Overfitting vs Underfitting - Looking for the sweet spot

Generalization is a machine learning concept that evaluates how a model performs on testing or unseen data. A model could score 99% accuracy on a training model, however if it cannot replicate the accuracy results then the model is useless. Our model could either underfit or overfit in these situations, all to say that they both fail to predict patterns in the data. Before we explain underfit and overfit, let's understand bias and variance.

Bias and variance are two predictive models that can differentiate a good model from a not so good model.

According to EliteDataScince, "Bias occurs when an algorithm has less flexibility to learn the true signal from a dataset." A model with high bias will be consistent with it's results however, it would be inaccurate. A good way to remember bias is to think about 'bias towards people'. If you are biased towards someone and would likely make wrong assumptions about them.

On the other hand, EliteDataScience explained variance as "algorithm's sensitivity to specific sets of training data". Such models are usually complex models that try to find patterns using variables that should have no affect. These models are accurate on average however, they are in consistent with their results. For instance, using your name to find the brand of toothpaste would be an example of high variance.

We should also understand that there is a trade off between the two. A high bias model, would be low variance and vice a versa. So as a data scientist you should be looking for a sweet spot.

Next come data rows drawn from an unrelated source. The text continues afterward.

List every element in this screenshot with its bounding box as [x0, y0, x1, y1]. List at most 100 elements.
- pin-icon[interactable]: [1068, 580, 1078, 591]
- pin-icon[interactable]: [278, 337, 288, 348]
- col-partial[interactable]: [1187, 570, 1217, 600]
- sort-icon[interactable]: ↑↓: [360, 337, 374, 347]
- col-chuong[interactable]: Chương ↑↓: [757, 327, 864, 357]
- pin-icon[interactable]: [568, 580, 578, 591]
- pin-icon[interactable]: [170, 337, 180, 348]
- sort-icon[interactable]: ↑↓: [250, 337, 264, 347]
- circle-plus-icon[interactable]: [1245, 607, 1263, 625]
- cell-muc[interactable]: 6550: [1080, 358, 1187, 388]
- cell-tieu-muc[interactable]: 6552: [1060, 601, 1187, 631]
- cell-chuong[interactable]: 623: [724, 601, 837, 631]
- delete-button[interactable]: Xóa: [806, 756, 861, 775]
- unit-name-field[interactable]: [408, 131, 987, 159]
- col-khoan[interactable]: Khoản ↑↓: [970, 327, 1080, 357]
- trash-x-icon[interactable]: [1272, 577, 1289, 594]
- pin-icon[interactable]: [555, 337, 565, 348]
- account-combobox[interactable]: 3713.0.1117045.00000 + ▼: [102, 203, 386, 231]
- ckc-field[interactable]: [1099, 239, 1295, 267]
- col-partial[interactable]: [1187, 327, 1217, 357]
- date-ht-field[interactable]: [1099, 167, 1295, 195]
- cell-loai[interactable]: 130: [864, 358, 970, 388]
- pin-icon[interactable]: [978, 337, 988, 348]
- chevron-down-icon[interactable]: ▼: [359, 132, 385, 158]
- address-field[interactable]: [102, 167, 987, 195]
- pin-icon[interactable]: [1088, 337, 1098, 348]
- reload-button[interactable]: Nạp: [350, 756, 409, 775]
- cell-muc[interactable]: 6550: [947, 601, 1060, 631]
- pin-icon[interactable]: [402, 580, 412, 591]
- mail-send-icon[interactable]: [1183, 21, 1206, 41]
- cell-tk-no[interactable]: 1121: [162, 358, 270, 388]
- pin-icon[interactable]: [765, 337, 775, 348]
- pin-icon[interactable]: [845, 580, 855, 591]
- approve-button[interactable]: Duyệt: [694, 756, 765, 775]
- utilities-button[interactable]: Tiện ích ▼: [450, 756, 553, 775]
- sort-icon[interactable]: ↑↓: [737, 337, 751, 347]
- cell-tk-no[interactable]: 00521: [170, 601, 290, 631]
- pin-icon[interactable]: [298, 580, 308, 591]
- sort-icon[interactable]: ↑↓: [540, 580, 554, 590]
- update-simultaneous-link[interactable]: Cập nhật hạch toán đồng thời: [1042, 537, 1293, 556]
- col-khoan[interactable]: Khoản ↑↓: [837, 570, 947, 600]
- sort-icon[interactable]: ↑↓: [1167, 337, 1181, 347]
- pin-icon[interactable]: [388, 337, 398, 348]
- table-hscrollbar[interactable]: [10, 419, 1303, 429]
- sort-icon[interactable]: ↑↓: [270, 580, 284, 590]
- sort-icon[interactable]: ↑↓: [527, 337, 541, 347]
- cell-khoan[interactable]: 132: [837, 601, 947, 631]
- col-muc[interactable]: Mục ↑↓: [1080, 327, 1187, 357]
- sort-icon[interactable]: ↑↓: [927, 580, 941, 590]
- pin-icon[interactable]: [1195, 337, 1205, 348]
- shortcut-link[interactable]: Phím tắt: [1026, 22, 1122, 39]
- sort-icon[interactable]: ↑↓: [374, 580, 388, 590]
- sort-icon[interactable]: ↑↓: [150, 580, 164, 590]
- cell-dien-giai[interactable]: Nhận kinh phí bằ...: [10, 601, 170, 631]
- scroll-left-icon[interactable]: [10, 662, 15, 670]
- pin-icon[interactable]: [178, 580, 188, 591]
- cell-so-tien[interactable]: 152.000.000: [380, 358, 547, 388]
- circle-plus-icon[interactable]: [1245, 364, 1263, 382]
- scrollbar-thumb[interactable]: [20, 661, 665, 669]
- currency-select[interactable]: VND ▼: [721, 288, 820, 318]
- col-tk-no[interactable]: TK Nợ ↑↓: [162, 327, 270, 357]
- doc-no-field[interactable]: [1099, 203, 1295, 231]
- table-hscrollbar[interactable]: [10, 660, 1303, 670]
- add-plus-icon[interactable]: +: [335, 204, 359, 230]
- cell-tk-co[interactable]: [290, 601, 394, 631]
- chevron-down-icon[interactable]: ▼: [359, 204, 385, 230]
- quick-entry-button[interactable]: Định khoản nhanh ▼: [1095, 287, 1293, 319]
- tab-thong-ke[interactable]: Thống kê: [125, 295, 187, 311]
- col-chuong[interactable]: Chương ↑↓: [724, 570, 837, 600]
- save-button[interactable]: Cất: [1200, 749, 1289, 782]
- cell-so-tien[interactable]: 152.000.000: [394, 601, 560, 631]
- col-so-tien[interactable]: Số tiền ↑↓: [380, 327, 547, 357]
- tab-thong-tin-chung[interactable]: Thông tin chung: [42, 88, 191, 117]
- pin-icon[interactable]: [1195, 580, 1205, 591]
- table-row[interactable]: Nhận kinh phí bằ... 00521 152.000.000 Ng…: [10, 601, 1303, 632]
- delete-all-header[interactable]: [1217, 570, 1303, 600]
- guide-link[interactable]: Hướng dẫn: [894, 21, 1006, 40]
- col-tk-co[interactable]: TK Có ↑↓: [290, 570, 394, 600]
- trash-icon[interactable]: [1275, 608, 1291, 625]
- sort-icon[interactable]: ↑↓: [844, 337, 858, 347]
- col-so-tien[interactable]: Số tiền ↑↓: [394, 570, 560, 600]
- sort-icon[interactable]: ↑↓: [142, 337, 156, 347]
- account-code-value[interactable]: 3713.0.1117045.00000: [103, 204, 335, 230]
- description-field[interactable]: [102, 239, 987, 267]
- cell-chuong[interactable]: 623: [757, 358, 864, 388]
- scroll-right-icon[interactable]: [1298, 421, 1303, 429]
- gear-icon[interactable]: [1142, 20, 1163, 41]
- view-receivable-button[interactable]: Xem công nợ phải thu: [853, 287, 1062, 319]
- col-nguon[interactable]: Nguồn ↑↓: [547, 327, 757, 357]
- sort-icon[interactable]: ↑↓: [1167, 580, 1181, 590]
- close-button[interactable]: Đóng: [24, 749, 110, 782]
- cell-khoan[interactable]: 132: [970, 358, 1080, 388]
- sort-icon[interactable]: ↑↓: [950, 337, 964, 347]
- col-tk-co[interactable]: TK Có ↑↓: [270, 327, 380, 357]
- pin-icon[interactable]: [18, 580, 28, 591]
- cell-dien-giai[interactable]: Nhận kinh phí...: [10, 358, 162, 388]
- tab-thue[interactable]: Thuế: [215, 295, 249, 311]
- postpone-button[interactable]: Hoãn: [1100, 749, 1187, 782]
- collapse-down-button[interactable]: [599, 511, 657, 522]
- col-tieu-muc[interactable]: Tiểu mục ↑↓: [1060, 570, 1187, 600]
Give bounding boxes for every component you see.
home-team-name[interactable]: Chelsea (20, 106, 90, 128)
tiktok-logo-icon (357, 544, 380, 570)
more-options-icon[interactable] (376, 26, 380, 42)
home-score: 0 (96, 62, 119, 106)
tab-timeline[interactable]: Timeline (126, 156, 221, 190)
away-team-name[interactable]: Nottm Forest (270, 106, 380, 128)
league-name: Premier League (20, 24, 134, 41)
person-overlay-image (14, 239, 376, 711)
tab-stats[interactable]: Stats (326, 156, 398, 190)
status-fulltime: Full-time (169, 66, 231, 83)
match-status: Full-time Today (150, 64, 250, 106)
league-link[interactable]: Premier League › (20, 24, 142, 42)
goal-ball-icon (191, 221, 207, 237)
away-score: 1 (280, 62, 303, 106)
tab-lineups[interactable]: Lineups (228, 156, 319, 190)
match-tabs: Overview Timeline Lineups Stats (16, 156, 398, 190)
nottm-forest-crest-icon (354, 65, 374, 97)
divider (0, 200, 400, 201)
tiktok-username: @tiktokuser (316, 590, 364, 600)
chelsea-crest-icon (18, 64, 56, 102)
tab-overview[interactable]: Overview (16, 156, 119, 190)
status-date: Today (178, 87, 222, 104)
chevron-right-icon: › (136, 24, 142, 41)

So you might be wondering where does underfitting and overfitting falls?

Underfitting

Underfitting occurs when a model does not fit the training data set and therefore cannot be generalized on the new dataset. This could be result of a simple model, that is, there are not enough independent variables to predict the dependent variable. It could also occur when we use linear regression on non-linear dataset. If we have to explain underfitting model in terms of bias/variance, it would be high variance and low bias.

Overfitting

On the other hand, overfitting is a result of a few too many independent variable. Instead of learning the pattern, the model would just memorize the points. It would even consider the noisy points or outliers to find a pattern. Even though the training model would give exceptional predictions, the results would not be replicated on the test dataset. SO if you see 99% accuracy on your training dataset, be suspicious. This complex model would have high variance and low bias.

There are multiple techniques that are used to overcome both underfitting and overfitting however that is a post for another day.